CBO Projections Are Not Destiny: Policies, ACA Investments Can Change Trajectory

CBO Projections Are Not Destiny: Policies, ACA Investments Can Change Trajectory

On June 18, the Congressional Budget Office (CBO) released a report describing its predicted trends in health insurance coverage for the next decade. The CBO serves as an independent, non-partisan source of budget analysis for the U.S. Congress. Its projections for future enrollment in health coverage programs provide a benchmark for the agency’s estimates of how proposed legislation will impact the federal budget and national coverage levels.
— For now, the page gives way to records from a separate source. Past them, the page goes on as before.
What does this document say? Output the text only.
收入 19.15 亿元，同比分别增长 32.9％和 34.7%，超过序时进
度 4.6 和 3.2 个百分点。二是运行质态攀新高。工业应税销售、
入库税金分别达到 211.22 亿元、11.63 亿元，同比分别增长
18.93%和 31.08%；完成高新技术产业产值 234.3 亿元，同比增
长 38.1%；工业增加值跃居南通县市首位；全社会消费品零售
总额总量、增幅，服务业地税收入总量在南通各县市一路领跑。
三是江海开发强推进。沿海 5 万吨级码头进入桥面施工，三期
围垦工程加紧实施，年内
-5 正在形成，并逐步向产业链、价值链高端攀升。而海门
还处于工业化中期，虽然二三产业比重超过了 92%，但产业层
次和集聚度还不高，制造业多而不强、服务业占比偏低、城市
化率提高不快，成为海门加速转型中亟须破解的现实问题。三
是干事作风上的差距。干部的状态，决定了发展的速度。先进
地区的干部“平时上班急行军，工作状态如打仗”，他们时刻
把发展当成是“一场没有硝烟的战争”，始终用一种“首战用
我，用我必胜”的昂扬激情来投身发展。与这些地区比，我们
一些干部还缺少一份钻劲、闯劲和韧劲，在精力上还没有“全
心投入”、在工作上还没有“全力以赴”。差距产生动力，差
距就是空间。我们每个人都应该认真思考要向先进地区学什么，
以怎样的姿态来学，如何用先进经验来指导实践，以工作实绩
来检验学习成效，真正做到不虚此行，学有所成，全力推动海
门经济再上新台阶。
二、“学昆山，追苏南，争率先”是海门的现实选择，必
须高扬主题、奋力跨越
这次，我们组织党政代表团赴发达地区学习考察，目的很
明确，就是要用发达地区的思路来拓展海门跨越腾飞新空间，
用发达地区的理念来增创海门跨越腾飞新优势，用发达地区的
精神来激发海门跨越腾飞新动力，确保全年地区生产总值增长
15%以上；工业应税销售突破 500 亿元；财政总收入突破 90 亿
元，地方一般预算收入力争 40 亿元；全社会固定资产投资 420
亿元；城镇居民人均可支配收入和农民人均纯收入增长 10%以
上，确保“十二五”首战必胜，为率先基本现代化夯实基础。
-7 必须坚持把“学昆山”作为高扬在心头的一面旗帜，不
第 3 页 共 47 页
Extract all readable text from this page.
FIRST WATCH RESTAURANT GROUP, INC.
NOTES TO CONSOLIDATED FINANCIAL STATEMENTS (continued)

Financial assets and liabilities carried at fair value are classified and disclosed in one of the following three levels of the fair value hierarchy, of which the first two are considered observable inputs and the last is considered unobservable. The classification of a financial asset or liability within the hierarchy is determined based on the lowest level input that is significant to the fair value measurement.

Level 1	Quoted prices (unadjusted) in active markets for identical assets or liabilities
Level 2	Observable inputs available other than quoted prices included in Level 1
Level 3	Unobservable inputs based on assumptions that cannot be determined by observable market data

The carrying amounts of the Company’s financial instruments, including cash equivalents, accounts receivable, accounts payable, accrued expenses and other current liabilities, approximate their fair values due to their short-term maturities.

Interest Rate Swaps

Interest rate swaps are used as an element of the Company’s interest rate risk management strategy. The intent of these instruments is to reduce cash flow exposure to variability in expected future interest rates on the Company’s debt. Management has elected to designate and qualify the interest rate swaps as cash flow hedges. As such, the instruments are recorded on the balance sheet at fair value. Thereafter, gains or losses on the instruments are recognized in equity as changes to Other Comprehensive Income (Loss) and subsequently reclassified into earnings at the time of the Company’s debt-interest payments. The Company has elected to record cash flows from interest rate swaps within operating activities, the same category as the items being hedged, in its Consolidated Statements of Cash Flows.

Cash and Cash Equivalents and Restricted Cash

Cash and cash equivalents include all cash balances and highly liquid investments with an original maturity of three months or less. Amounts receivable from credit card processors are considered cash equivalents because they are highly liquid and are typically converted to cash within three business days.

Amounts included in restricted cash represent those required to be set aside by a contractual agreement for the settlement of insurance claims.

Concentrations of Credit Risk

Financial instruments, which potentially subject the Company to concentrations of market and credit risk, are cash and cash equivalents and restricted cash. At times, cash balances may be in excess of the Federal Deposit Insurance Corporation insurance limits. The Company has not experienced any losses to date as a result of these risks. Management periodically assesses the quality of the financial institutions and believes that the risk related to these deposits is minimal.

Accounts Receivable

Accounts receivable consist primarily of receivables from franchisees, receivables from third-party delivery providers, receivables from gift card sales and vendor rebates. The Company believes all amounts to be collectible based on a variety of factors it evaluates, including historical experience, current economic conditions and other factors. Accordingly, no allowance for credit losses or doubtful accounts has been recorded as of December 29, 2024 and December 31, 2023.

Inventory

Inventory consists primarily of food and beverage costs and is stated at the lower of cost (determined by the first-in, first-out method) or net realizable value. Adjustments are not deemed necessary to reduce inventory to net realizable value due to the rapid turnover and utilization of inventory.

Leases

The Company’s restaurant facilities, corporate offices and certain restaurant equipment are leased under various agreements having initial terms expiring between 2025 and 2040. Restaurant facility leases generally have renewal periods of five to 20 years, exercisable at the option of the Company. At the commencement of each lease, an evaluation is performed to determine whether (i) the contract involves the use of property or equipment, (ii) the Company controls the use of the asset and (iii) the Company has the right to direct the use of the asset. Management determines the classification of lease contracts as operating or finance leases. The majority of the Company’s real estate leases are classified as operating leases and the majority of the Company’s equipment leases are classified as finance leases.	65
In its latest report, the CBO projects that the all-time-high rate of insurance coverage in 2023 represents a peak, and significant numbers of people will become uninsured between 2024 and 2034. However, these projections are not our destiny; several policy actions and investments in the Affordable Care Act (ACA) can help sustain 2023’s low uninsurance rate, and even bring it lower.

The CBO’s Projections

The CBO estimates that just 7.2 percent of the U.S. population was uninsured in 2023—an all-time low. However, they do not project that number to be repeated. The agency expects our uninsured rate to rise to 9.2 percent in 2028 and fall again only slightly in the out-years, to 8.9 percent by 2034. The agency identifies several factors driving the increase in our uninsured rate, in particular:

The Medicaid “Unwind”: States resumed eligibility redeterminations for Medicaid and the Children’s Health Insurance Program (CHIP) in 2023, after pandemic-related continuous coverage requirements expired. Between 2023 and 2024, the CBO projects that this will result in a loss of 13 million people from Medicaid and CHIP, including 5 million children.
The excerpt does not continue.